Researchers Create 'Smart' Material from Sea Urchins
A research team at City University of Hong Kong has developed a 3D-printed smart material inspired by the porous structure of sea urchin spines. The biomimetic "mechanoelectrical" material has potential applications in sensors, robotics, and medical devices.
The unique sensing ability of the sea urchin spine is not biological but physical, stemming from its porous internal structure known as the stereom. This intricate, bicontinuous ceramic skeleton has a gradient of pore sizes along its length, with smaller and more numerous pores near the tip. This specific architecture is the key to its newly discovered mechanoelectrical properties. The material operates on the principle of "streaming potential." When water flows through the spine's microchannels, a charge separation occurs at the solid-liquid interface, creating a measurable voltage. A single droplet landing on the long-spined sea urchin (*Diadema setosum*) can induce a transient potential of about 100 millivolts, a response that occurs in tens of milliseconds—over a thousand times faster than the creature's own visual perception.
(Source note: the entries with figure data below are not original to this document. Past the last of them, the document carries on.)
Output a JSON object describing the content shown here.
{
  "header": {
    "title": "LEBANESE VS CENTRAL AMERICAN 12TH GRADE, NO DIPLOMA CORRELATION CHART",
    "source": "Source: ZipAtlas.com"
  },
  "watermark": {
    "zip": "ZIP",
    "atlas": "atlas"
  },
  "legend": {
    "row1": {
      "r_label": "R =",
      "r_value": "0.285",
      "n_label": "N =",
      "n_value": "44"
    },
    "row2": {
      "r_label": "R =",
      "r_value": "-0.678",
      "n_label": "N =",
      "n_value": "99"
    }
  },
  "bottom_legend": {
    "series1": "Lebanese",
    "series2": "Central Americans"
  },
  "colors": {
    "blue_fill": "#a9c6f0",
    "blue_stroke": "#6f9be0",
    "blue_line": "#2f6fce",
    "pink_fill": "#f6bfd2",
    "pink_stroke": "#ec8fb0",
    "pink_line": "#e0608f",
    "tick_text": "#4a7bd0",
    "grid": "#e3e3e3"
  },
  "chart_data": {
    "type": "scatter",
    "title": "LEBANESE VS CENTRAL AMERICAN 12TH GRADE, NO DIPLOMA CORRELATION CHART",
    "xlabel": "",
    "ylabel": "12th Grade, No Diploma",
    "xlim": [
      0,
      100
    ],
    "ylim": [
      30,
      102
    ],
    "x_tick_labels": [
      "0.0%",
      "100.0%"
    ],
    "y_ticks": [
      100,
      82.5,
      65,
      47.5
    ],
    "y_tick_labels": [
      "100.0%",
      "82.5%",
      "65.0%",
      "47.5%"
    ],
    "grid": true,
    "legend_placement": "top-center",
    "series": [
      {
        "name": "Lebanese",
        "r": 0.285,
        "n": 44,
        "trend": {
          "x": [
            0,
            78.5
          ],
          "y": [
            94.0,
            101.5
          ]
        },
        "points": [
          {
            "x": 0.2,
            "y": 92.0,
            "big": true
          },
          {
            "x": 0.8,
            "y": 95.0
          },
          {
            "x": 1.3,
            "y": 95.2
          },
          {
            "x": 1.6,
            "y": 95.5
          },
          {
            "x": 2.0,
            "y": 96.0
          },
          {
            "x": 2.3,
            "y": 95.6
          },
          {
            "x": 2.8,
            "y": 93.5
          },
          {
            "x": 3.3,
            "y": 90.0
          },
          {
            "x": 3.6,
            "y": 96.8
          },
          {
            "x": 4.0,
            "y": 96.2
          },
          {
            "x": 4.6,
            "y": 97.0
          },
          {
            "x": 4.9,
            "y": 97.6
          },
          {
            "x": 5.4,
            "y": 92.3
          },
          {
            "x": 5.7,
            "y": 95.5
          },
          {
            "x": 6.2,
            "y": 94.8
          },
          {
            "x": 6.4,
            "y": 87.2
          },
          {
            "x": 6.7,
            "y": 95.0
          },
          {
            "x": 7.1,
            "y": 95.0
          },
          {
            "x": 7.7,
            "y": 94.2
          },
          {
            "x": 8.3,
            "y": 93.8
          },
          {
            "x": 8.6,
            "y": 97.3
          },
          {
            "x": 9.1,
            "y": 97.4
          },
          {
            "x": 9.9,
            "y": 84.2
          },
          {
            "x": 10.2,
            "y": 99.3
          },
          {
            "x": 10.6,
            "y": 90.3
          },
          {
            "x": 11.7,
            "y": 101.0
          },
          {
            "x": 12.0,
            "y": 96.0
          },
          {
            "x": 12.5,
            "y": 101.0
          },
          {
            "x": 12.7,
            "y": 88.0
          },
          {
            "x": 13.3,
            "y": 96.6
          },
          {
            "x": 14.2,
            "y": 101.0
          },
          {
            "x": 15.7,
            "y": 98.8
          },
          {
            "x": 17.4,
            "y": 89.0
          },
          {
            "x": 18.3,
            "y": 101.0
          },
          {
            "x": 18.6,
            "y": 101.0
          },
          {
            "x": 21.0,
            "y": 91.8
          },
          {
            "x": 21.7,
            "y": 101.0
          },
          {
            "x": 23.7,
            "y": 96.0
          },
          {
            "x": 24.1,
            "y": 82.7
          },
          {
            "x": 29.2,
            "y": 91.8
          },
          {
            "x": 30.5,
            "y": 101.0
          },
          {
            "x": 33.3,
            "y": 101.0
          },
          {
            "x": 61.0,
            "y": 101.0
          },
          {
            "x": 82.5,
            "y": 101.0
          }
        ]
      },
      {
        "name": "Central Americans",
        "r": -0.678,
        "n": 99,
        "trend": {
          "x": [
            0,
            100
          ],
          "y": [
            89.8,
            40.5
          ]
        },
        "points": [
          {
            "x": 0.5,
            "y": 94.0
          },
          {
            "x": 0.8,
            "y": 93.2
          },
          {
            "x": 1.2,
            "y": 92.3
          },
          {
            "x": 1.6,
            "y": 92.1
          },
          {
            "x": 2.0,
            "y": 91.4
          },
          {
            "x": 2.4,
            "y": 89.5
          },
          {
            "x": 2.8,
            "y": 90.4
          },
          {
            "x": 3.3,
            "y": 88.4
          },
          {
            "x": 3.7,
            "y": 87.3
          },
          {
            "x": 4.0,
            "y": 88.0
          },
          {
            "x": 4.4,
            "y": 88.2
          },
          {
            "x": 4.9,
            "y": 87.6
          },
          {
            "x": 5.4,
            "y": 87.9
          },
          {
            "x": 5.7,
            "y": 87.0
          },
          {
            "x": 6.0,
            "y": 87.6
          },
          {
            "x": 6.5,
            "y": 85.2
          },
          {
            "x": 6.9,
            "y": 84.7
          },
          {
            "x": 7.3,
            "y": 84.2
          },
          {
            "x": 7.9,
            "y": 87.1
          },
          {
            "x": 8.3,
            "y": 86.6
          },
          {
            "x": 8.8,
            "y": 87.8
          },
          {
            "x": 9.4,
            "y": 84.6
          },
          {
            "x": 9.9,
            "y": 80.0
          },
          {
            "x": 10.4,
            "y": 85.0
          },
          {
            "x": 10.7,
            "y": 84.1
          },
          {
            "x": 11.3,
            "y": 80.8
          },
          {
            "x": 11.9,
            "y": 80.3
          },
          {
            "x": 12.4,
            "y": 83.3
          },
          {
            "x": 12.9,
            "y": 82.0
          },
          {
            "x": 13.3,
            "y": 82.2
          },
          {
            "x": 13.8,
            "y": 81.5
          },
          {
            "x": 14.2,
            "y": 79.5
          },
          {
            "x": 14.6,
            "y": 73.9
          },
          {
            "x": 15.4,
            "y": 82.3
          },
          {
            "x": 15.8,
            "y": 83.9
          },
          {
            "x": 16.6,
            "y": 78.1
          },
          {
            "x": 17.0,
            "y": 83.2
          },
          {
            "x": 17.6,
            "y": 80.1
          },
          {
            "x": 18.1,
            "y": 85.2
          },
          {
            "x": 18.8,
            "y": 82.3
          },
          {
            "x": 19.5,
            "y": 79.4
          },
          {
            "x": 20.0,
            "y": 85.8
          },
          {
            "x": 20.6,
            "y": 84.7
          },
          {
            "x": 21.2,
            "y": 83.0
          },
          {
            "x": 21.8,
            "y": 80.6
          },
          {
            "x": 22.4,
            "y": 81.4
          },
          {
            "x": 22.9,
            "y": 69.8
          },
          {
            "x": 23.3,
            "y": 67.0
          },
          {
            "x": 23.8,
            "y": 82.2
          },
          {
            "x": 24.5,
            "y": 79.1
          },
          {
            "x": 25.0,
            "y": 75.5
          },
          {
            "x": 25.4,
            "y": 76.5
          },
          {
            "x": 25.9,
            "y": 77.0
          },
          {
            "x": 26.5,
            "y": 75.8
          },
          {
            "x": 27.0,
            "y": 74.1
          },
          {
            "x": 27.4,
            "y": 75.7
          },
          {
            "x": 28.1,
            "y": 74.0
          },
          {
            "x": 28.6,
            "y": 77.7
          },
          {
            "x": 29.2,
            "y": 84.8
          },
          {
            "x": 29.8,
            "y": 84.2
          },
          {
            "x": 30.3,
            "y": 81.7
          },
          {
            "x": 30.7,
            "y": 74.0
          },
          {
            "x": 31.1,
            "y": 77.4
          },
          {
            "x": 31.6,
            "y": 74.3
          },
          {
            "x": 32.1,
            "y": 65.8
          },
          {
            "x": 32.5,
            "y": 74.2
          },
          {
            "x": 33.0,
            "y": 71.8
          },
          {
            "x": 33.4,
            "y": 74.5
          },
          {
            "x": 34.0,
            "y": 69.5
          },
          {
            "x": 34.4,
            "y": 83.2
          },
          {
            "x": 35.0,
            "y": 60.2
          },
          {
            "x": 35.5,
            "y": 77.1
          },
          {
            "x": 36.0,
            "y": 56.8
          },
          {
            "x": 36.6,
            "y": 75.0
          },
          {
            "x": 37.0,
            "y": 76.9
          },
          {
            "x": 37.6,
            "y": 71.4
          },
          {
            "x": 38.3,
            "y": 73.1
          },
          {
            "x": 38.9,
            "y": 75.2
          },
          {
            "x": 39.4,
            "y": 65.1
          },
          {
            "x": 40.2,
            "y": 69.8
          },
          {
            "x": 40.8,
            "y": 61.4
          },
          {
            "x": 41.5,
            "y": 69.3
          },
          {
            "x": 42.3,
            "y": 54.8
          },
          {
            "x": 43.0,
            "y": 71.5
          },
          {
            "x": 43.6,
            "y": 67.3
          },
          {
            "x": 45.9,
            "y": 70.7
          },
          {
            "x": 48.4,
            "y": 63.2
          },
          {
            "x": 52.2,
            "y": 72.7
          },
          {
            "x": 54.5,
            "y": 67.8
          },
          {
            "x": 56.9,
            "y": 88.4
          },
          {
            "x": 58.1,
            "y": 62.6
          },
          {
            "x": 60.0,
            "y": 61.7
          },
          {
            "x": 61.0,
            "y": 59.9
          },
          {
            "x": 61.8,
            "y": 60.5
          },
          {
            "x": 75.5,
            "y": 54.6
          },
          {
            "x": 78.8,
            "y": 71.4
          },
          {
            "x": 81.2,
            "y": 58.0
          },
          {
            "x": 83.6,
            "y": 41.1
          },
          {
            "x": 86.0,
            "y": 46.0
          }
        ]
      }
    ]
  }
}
Led by Professor Lu Jian, Dean of the College of Engineering at CityUHK, the research team includes Annan Chen, Ziqin Wang, and Zuankai Wang, among others, with their findings published in the journal *Nature*. The team successfully replicated the spine's complex gradient structure using a 3D printing technique called vat photopolymerization, which uses light to selectively cure a liquid ceramic-loaded resin layer by layer. A significant challenge in this process is precisely controlling the curing of the ceramic slurry to create the continuous gradient in porosity, which is essential for the material's function. Issues such as light scattering and managing the viscosity of the ceramic-rich resin must be overcome to fabricate the intricate, defect-free structures that mimic nature. The 3D-printed replicas outperformed their natural counterparts, exhibiting a threefold increase in voltage output and an eightfold greater signal amplitude compared to non-gradient structures. This demonstrates that the sensing capability is determined by the material's architecture rather than its chemical composition, opening the door to using various materials like polymers. This technology paves the way for a new class of self-powered underwater sensors. Potential applications include creating sensitive "skins" for underwater robots to detect subtle changes in water flow and vibrations, or deploying networks of battery-free sensors for long-term marine environmental monitoring.